Devletin dümenine oturan ve artık darbe tehlikesi, mağduriyet gibi argümanları kullanamayan AKP, burjuva sağ/muhafazakâr siyasetin geleneksel söylemlerine sarılmakta ve bunlar üzerinden politika geliştirmektedir. AKP bunu yaparken, özellikle halkla özdeş olduğu, onun çıkarlarını koruduğu ve onun dalga boyundan konuştuğu görüntüsü vermeye çalışmaktadır. Kürtaja yasak getirilmek istenmesi, dinin toplumsal alanda daha fazla öne çıkartılması, boş bulunan her yere ve özellikle de seküler yaşamın kalbinin attığı kent merkezlerine devasa camiler yaptırılması ya da yaptırılacağının söylenmesi, televizyon dizilerinde içkinin ve öpüşme sahnelerinin bile yasaklanmasına yönelik müdahaleler, halkın geleneksel değerlerine sahip çıkıldığı vurgusu üzerinden yapılmaktadır. Son olarak Muhteşem Yüzyıl dizisi üzerinden “ecdadımız” tartışması başlatan; Kanuni’nin at sırtından inmediğini ve fethi üstüne fetih gerçekleştirdiğini, harem ve aşk sahnelerinin mukaddes geleneklere küfür anlamına geldiğini söyleyen Erdoğan, savcıları da göreve çağırmıştır. Burada kabına sığmayan otoriter ve milliyetçi dil hemen dikkat çekmektedir.

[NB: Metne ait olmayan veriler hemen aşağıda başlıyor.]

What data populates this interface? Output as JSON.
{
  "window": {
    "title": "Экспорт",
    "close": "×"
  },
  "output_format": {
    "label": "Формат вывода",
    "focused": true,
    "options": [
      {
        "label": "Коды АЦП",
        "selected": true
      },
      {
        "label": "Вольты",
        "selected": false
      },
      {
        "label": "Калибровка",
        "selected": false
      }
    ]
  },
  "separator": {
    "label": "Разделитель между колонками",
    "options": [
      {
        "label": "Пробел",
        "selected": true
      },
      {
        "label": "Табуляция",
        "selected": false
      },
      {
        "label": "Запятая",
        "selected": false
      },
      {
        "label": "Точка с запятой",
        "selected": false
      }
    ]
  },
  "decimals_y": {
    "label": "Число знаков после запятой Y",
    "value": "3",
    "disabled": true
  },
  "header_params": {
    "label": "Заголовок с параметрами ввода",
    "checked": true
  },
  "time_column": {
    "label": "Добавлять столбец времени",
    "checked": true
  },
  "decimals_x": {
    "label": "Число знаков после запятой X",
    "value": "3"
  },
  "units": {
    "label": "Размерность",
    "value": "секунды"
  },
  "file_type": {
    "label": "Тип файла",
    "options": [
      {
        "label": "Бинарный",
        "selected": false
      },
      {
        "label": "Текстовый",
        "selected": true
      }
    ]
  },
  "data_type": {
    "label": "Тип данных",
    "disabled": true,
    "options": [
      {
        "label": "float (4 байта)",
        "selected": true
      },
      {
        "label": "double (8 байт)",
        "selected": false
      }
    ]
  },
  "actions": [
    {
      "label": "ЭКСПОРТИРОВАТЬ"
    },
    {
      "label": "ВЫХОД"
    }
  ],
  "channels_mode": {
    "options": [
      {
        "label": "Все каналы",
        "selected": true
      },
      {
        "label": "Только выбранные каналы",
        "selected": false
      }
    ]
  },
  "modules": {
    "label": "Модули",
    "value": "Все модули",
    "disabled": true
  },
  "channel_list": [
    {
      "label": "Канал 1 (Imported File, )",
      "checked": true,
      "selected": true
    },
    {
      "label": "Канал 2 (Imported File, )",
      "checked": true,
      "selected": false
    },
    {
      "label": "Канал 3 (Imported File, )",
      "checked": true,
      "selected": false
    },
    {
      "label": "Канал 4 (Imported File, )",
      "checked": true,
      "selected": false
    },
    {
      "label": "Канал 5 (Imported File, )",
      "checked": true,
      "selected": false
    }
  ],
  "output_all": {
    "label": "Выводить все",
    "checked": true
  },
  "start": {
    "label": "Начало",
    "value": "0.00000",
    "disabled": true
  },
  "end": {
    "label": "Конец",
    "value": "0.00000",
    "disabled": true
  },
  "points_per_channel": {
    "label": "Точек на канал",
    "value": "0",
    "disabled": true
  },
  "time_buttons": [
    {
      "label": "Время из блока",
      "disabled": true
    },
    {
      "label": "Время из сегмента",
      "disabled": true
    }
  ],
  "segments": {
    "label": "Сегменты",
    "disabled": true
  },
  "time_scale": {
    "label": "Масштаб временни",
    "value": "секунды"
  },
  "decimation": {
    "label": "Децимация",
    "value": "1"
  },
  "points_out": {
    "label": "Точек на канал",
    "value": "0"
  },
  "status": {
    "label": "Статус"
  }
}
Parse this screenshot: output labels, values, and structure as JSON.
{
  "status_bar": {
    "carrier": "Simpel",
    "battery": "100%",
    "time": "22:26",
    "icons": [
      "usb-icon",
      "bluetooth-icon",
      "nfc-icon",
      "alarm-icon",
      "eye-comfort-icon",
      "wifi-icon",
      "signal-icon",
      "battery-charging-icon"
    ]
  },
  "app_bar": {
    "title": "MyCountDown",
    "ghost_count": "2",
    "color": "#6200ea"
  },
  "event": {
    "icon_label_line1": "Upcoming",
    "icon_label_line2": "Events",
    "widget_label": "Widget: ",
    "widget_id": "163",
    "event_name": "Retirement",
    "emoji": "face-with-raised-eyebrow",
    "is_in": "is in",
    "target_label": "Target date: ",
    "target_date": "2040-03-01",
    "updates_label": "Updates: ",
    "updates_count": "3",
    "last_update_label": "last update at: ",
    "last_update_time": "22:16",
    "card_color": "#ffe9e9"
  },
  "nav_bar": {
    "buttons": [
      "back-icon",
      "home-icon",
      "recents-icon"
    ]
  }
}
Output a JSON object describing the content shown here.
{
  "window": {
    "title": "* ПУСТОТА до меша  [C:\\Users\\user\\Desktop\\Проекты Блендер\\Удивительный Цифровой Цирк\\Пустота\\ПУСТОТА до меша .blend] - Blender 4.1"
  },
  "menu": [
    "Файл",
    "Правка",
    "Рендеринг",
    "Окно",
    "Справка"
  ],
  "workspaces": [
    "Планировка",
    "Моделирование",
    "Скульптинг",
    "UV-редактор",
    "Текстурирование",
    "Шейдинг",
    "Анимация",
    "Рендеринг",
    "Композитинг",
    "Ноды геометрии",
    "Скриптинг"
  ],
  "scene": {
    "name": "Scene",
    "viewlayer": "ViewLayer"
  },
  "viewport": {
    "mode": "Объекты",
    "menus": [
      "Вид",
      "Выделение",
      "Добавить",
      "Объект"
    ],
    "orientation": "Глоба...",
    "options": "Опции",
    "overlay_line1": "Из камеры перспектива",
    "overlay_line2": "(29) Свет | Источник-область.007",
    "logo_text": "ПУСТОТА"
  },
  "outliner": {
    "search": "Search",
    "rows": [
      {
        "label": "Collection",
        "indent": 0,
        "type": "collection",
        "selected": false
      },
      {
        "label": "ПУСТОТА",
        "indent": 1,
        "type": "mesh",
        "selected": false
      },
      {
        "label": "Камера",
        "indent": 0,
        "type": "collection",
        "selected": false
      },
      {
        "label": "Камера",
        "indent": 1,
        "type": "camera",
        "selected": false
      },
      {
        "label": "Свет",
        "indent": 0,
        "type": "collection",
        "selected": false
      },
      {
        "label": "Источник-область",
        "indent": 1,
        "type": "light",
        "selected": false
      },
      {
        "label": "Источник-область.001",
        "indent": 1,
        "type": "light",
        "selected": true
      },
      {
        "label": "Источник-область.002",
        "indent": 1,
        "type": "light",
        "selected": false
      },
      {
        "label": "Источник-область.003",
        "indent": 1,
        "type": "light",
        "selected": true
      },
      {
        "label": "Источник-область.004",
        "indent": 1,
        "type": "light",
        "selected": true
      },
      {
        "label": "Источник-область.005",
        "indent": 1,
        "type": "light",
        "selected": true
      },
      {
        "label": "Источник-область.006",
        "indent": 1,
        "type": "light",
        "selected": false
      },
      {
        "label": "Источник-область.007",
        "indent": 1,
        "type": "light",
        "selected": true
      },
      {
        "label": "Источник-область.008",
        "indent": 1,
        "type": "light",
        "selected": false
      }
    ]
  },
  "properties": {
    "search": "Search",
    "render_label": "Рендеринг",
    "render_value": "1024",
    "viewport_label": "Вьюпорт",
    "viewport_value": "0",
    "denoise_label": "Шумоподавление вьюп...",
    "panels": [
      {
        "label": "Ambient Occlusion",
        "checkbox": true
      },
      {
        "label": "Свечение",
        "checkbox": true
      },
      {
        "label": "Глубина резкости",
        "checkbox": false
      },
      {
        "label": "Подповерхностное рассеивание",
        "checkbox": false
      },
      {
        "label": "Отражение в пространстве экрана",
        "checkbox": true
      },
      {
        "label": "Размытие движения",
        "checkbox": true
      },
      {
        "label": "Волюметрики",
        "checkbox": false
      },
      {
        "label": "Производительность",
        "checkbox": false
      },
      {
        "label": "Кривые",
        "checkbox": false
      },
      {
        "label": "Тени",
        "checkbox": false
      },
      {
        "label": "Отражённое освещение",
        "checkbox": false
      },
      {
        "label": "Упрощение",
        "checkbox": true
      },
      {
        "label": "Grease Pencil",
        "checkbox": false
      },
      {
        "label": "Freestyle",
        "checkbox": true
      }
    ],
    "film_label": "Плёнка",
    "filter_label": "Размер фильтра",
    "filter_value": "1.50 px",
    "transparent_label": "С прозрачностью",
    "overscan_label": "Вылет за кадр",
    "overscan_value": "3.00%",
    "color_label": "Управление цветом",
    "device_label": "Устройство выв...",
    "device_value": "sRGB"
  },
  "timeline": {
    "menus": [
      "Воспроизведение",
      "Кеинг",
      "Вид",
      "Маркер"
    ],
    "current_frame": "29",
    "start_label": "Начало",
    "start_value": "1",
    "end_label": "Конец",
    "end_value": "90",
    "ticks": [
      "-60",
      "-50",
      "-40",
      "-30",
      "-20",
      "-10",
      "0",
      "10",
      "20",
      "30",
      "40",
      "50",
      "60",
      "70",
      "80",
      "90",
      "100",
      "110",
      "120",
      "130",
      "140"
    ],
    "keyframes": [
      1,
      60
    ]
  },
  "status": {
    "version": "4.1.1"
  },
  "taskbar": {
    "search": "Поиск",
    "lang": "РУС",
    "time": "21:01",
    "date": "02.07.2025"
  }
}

Sağ/muhafazakâr ve milliyetçi bilinçaltı, mutlak iktidar olduğuna inanmanın yarattığı körleşme ve mağrur söylemle kendini dışa vurmaktadır. Alabildiğine mağrur bir dil kullanan AKP ve Erdoğan, her konuda bağırıp çağırmakta, yükseltilen itiraz, eleştiri ve demokratik değerlerin hatırlatılması karşısında, tahammülsüz bir tavırla çılgına dönmektedir. AKP’ye göre kimse hakkını aramamalı, istememeli, sorgulamamalı ve iktidarın ihsanını beklemelidir. Elbette her ihsan karşılığında halk, sevinçten iktidarın karşısında eğilmeli, dalkavukluk etmeli ve şükür etmesini de bilmelidir! AKP ve medyası yürüttüğü kampanyayla bir taraftan toplum üzerinde yapay kutuplaştırmayı derinleştirecek bir baskı kurarken, öte taraftan da geniş kitlelere lütuf dilenmeyi dayatmaktadır. Toplum çok yönlü baskı altına alınıp yapay temellerde kutuplaştırılırken ve böylece hakiki çelişkiler perdelenirken, bu uğurda milliyetçilik körleştirme sürecinin baş aktörü olarak öne çıkmaktadır. 2014’teki seçimlerde cumhurbaşkanı ya da başkan olmak isteyen ve geniş kitlelerin desteğine ihtiyaç duyan Erdoğan, gerilim siyasetiyle yapay kutuplaşmayı o zamana kadar taşımak istemekte, milliyetçiliği bu bağlamda sonuna kadar kullanmakta ve böylece MHP’nin tabanını da kendi arkasına çekmeyi hedeflemektedir.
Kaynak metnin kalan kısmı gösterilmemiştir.